Identifying the different types of ineffective behaviors and the purpose of each in one’s individual story is an important piece that may be overlooked and is crucial when making exercise recommendations. Investigating the role and physical safety of exercise, can guide clinicians as to whether or not exercise is appropriate. This presentation will explore the research around exercise as it is related to eating disorder etiology and assessment, and define the different effective and ineffective relationships with physical activity. We will also explore how trauma can affect one’s body in ways that promote over or under-activity, and how to understand these movement patterns in relation to their personal activity recommendations.
In this presentation, we will deliberate the risks and benefits of exercise in one’s eating disorder recovery journey, and present ways to discuss these issues with clients. We will review recent evidence based guidelines proposed to guide clinicians in their endeavors to integrate exercise into eating disorder treatment and evaluate the physical and psychological safely of exercise before making such recommendations. We will also discuss specific movement activities that have can help improve the relationship with one’s thoughts, emotions, and somatic experiences.
Primary Presenter:
Jenn Burnell, MS RD/LDN CEDRD

Jenn is the Marketing and Outreach Specialist for Carolina House in Durham, North Carolina. Jenn received her Bachelors at UNC -Chapel Hill, and a Masters in Nutrition at the University of Georgia. Jenn was a reviewer for the Academy of Nutrition and Dietetics’ Position and Practice Papers for Nutrition Intervention in the Treatment of Eating Disorders. She is a CEDRD and Approved Supervisor through iaedp. As her “side job”, Jenn has been a Certified Group Fitness Instructor since 1991. In her spare time, Jenn enjoys also enjoys stand up paddleboarding, hiking, watching college sports, and volunteering at the local SPCA.

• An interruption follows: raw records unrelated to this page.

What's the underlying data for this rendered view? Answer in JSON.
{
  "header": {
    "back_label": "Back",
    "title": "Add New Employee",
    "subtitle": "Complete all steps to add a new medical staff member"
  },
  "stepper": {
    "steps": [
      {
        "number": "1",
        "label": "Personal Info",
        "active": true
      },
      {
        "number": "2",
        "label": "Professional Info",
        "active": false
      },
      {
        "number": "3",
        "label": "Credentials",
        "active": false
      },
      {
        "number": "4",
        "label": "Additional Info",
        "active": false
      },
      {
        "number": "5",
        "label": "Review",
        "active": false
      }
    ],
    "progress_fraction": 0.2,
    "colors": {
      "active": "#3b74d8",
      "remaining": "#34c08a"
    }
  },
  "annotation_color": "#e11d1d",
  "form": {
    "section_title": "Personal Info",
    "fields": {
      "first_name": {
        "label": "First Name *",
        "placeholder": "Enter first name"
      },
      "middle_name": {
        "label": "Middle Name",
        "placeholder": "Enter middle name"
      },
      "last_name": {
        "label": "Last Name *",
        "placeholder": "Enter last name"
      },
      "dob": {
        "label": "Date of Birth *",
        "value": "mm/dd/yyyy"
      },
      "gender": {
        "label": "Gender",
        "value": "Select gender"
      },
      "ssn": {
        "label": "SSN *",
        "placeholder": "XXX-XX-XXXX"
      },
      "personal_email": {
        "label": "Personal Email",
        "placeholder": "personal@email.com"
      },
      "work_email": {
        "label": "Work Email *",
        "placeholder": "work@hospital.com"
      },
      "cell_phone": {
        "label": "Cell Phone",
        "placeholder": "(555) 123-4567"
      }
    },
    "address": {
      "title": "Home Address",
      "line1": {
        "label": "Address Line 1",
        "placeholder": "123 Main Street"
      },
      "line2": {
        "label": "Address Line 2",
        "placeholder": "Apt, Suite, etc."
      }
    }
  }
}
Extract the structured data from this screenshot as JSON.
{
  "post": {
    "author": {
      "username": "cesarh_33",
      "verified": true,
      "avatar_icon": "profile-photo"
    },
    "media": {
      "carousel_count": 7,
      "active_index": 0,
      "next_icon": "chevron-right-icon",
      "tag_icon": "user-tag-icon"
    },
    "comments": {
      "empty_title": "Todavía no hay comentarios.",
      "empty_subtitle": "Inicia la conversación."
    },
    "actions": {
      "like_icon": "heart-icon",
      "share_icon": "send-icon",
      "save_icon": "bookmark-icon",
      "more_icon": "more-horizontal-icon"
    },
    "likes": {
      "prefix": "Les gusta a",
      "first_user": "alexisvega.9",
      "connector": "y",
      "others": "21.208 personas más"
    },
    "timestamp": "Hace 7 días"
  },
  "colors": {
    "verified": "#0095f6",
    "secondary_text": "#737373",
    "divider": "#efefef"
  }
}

Jessika Brown, MS, RD, CEDRD, CSSD

Jessika has specialized in eating disorders since 2010. She has served as the director of nutrition at the Eating Disorder Treatment Center of Albuquerque offering outpatient, intensive outpatient, and partial hospitalization care to the community. She enjoys working with other dietitians and teaches graduate courses on eating disorders and exercise at the University of New Mexico. Jessika recently gave her first TED Talk entitled “A Healthy Cause To Find A Healthy You.” She loves to spend her free time outdoors with her three boys and purse dog.